To qualify, ranchers who have insurance must show a loss of 50 percent or more. Based on the average price of feed, farm services will reimburse up to 55 percent of the money spent to fill the cattle’s bellies.
“It won’t cover all of their losses, but at least it’ll help pay some of their bills,” Farias said.
With the emergency declaration also comes the offer of emergency loans of up to $500,000 to cover losses.
“It is specifically for losses from whatever … disaster was declared,” Farias said. “In this case, it would have to be drought-related losses.”
For ranchers, emergency loans are paid out based on a three-year average of what it costs to feed cattle. Gary Troester, farm loan manager at the agency, said not all ranchers have that kind of data available, especially because cattle are mostly fed through grazing.
Troester said there are a number of non-emergency loans offered through the agency as well, so he can cater loans based on what each rancher needs.
“Depending on the info we can get from them and what they have available, we can usually figure out something that will work for them,” Troester said.
Most of the calls the agency gets are for help with wells, tanks, and troughs—basically water storage. The USDA’s Emergency Conservation Program can help with water needs. Depending on what the project is, the department will cover up to 75 percent of the project. Interested producers have until March 27 to apply.

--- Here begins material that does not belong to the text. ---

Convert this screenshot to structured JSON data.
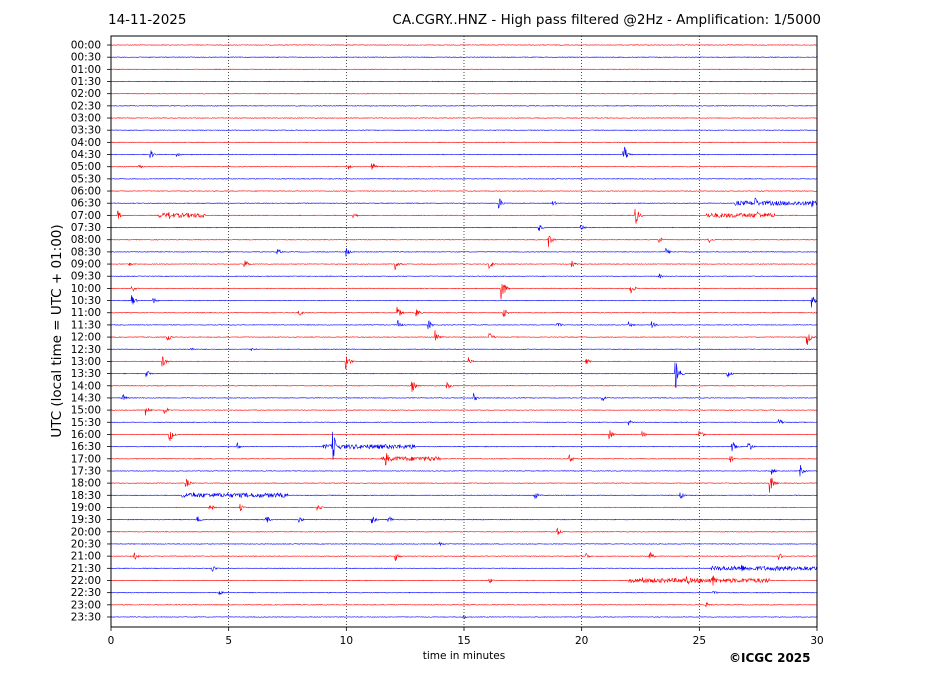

Farias said that because cattle ranchers have been dealing with the drought for so long, the farm services agency has had a couple of years to develop programs catered toward livestock producers. She added that it’s the same with any disaster. Each sector of the agricultural community is affected differently by natural disasters.
“When it’s a drought, we receive calls from cattle ranchers,” Farias said. “Where there’s excessive rain, we get lots of phone calls from strawberry growers. It really depends on the disasters.”
At the moment, California livestock producers are in the grips of a drought that’s pushing the industry, families, and their livelihood to the brink. For people such as the Branquinhos, it’s just the way things go sometimes.
With 200 cows, business at the ranch is moving forward as usual—just with fewer cattle to sort and keep healthy.
John had major back surgery late last year, and on Feb. 12, he got on a horse for the first time since. He’s comfortable on his mare Maddie, and leaned with his hands folded across the saddle horn in a pen full of yearling steers.
They were separating heifers and steers, with the goal of putting bulls in with the females. Once pregnant, those heifers could start a new generation of Branquinho Ranch cows. And if the ranch is forced to sell, cows are worth more bred than fallow, and prices are at historic highs.
Brandy said that if they have to start over, that’s just the way it is. In the meantime, they’ll hang on to what they have and pull together as a family.
“It’s our way of life,” Brandy said.